We can't find the internet
Attempting to reconnect
Something went wrong!
Hang in there while we get back on track
ElixirConf 2023 - Andrew Bennett - Erlang Dist Filtering and the WhatsApp Runtime System
Expert Andrew Bennett presents on Erlang Dist Filtering and its role in the scaled WhatsApp runtime system, a highly distributed network with 30,000 nodes, showcasing improvements in performance and resilience.
- The Whatsapp runtime system is a highly distributed system with 30,000 nodes, and it uses Erlang’s disk protocol to send messages between nodes.
- To improve performance and reduce single points of failure, Erlang Dist Filtering was developed to filter messages before they are sent to nodes.
- The Erlang Dist Filtering project is a NIF that intercepts and rewrites inbound messages to enable disk filtering.
- The project also includes loggers, which are stateful and do not preserve signal ordering.

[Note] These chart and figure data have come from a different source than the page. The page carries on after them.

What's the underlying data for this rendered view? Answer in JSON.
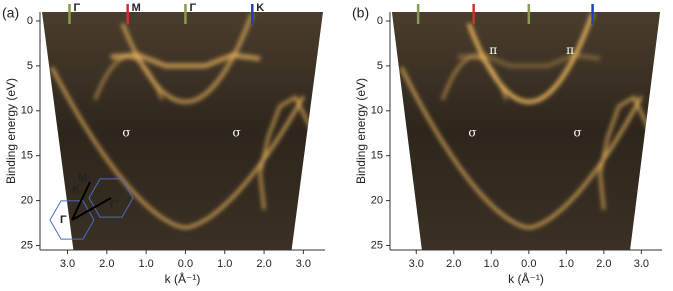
{
  "chart_data": [
    {
      "type": "image",
      "panel_label": "(a)",
      "xlabel": "k (Å⁻¹)",
      "ylabel": "Binding energy (eV)",
      "xlim": [
        -3.7,
        3.55
      ],
      "ylim": [
        -1,
        25.5
      ],
      "y_inverted": true,
      "xticks": [
        {
          "value": -3,
          "label": "3.0"
        },
        {
          "value": -2,
          "label": "2.0"
        },
        {
          "value": -1,
          "label": "1.0"
        },
        {
          "value": 0,
          "label": "0.0"
        },
        {
          "value": 1,
          "label": "1.0"
        },
        {
          "value": 2,
          "label": "2.0"
        },
        {
          "value": 3,
          "label": "3.0"
        }
      ],
      "yticks": [
        0,
        5,
        10,
        15,
        20,
        25
      ],
      "markers": [
        {
          "name": "Γ",
          "value": -2.95,
          "color": "#8a9a50"
        },
        {
          "name": "M",
          "value": -1.47,
          "color": "#d03030"
        },
        {
          "name": "Γ",
          "value": 0,
          "color": "#8a9a50"
        },
        {
          "name": "K",
          "value": 1.7,
          "color": "#2040c0"
        }
      ],
      "annotations": [
        "σ",
        "σ"
      ],
      "inset_labels": [
        "M",
        "K",
        "Γ",
        "Γ'"
      ]
    },
    {
      "type": "image",
      "panel_label": "(b)",
      "xlabel": "k (Å⁻¹)",
      "ylabel": "Binding energy (eV)",
      "xlim": [
        -3.7,
        3.55
      ],
      "ylim": [
        -1,
        25.5
      ],
      "y_inverted": true,
      "xticks": [
        {
          "value": -3,
          "label": "3.0"
        },
        {
          "value": -2,
          "label": "2.0"
        },
        {
          "value": -1,
          "label": "1.0"
        },
        {
          "value": 0,
          "label": "0.0"
        },
        {
          "value": 1,
          "label": "1.0"
        },
        {
          "value": 2,
          "label": "2.0"
        },
        {
          "value": 3,
          "label": "3.0"
        }
      ],
      "yticks": [
        0,
        5,
        10,
        15,
        20,
        25
      ],
      "markers": [
        {
          "value": -2.95,
          "color": "#8a9a50"
        },
        {
          "value": -1.47,
          "color": "#d03030"
        },
        {
          "value": 0,
          "color": "#8a9a50"
        },
        {
          "value": 1.7,
          "color": "#2040c0"
        }
      ],
      "annotations": [
        "π",
        "π",
        "σ",
        "σ"
      ]
    }
  ]
}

- The WhatsApp runtime system is not designed to be secure, but it is a trusted environment.
- The system uses a distributed architecture, with a full mesh of connections between nodes.
- The Erlang Dist Filtering project includes handlers, which are lossless and preserve signal ordering.
- The project is still in development, but it has already improved performance by reducing the number of disk operations.
- The WhatsApp runtime system uses a variety of strategies to reduce the impact of node failures, including automated restarts and distributed logging.
- The system also uses a unique way of dealing with senders and receivers, which allows it to handle high volumes of traffic.
- The loggers in the system are used to monitor and debug node failures, and to provide a paper trail for investigating issues.
- The system is designed to be highly available, with multiple nodes and automated restarts.
- The Erlang Dist Filtering project has improved performance and reduced the number of disk operations in the WhatsApp runtime system.
- The project is still in development, but it has already had a significant impact on the performance and scalability of the system.